Leonora Carrington
Dea della metamorfosi
di Elvira Seminara
Giulio Perrone Editore, settembre 2022
pp. 128
€ 15
Un piccolo scrigno, questo libriccino breve ma intenso, che si apre come una bussola su un mondo popolato di discese e salite, di rapide sterzate, di viaggi in sé e fuori di sé, che hanno costellato l’universo di una donna-spirito quale la scrittrice inglese, ma in realtà per oltre sessant’anni vissuta in Messico e morta nel 2011, è stata.
La Leonora bambina, che è già tutta lì, con i suoi sogni e le sue paure, ci conduce tra i corridoi della grande Crookhey Hall e più ancora fuori, tra natura e fughe, tra il parco di questa dimora troppo fredda e le braccia colme di racconti celtici di una balia irlandese. Una bambina difficile, perché non convenzionale, come giudichiamo spesso e frettolosamente le menti inquiete di coloro che già vedono oltre. La famiglia non è un rifugio ma un ostacolo, di cui si libererà presto, ventenne già matura, dopo aver studiato arte a Firenze e Parigi, e aver cercato prima nelle sue tele e poi in un incontro fatale, l’amore con il suo mito Max Ernst.

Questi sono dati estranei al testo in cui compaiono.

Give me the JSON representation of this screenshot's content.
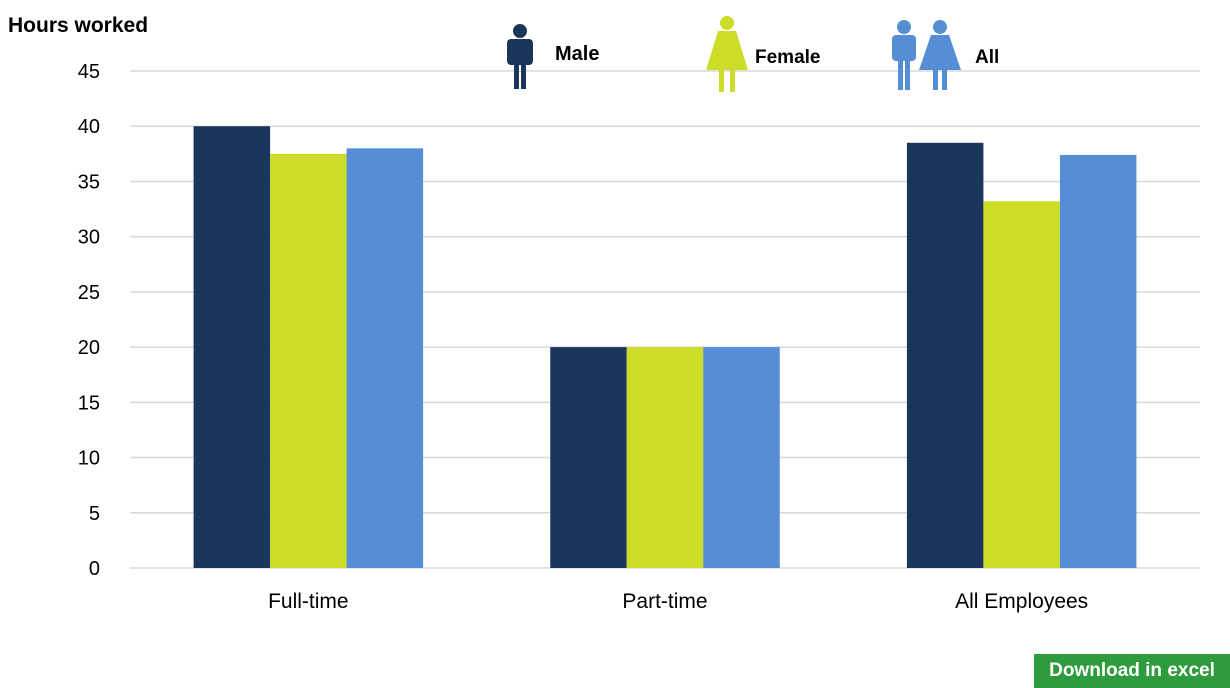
{
  "chart_data": {
    "type": "bar",
    "ylabel": "Hours worked",
    "xlabel": "",
    "ylim": [
      0,
      45
    ],
    "yticks": [
      0,
      5,
      10,
      15,
      20,
      25,
      30,
      35,
      40,
      45
    ],
    "grid": true,
    "legend_position": "top",
    "categories": [
      "Full-time",
      "Part-time",
      "All Employees"
    ],
    "series": [
      {
        "name": "Male",
        "color": "#1a365d",
        "icon": "male-person-icon",
        "values": [
          40,
          20,
          38.5
        ]
      },
      {
        "name": "Female",
        "color": "#cddc28",
        "icon": "female-person-icon",
        "values": [
          37.5,
          20,
          33.2
        ]
      },
      {
        "name": "All",
        "color": "#558ed5",
        "icon": "male-female-pair-icon",
        "values": [
          38,
          20,
          37.4
        ]
      }
    ]
  },
  "actions": {
    "download_label": "Download in excel"
  }
}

“Eccola, la bella addormentata. La donna dell’artista. Pacificata e neutralizzata nel sonno, come i bambini. Ma sempre bella, sensuale, misteriosa” (p. 34)
Ma è un errore, come la stessa Seminara scrive, ritenerla musa di quella cerchia di surrealisti, che per la loro società di eletti ritengono le donne ferine e immobili, muse adorabili e capaci di stregare i sensi, dense di magia ma non armate di una cultura ad uso di intelletto e ordine. Donna-musa che non sarà mai, svegliandosi dolorosamente dall’abisso della Storia, mentre il suo uomo veniva prima esiliato in un campo e poi definitivamente allontanato, staccando di colpo ogni coordinata su ciò che credeva di sapere dell’amore e togliendole il senno e la lucidità. Donna che si ritroverà lucidissima dopo “un deragliamento psichico senza remore e infingimenti”, che si riconoscerà libera solo in una terra in cui è approdata per trovare rifugio, quel Messico così amato da poterlo infine chiamare casa.

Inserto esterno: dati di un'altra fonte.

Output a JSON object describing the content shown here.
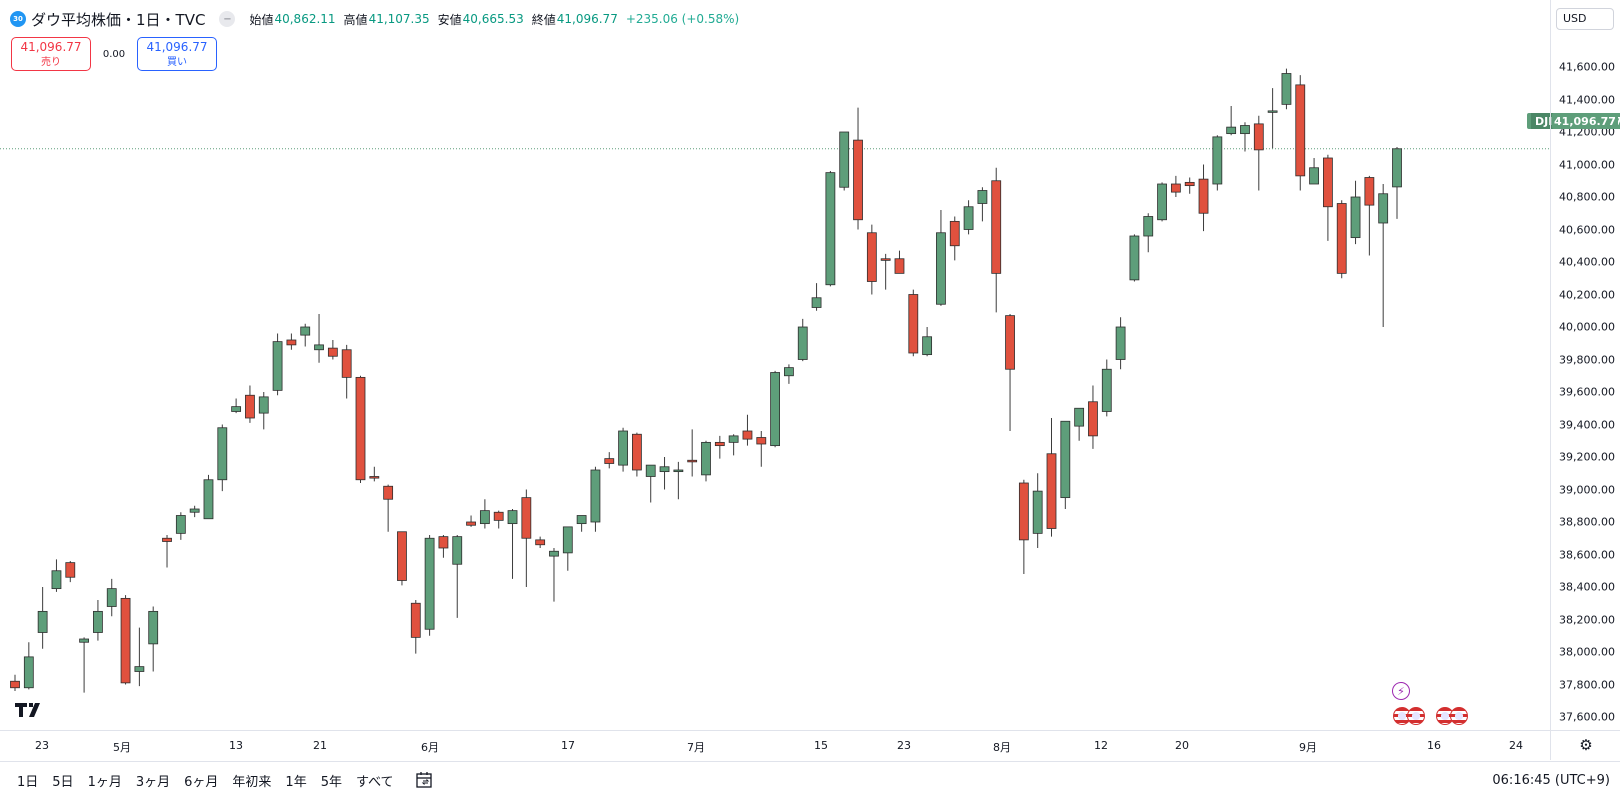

Con puntuali riferimenti a periodi, interviste, racconti e libri della stessa Leonora, Elvira Seminara ci conduce tra le anime, della Carrington i suoi periodi, le sue suggestioni, aprendo cassetti, ridisegnando contorni e richiamando alla memoria le tele e le pagine.
Il rapporto con la madre, con il suo essere donna giovane ma già antichissimo spirito, quel senso di estraneità al fluire del tempo, il suo cadere nell’abisso e nella palude per riemergere e rinascere, da carne per bollito a indomabile visionaria di se stessa, accompagnata da quel suo io bambino, dai suoi cavalli a dondolo, dai suoi colori e i suoi capelli, tutti segni distintivi e riconoscibili adesso messi lì a sistema, coordinate di questo mondo complesso, come un rituale sciamanico; questo e molto altro, tra cui gli amori, le amicizie e gli infatuamenti, ci restituisce questo nuovo libro di Elvira Seminara per le Mosche d’Oro, collana di donne che raccontano altre donne, di scrittrici che indagano l’anima misteriosa dell’essere se stesse, riflettendosi in altre vite d’artiste, e che intreccia questo dialogo infinito tra chi eravamo e chi siamo, in meravigliosa affinità d’intenti e di suggestioni.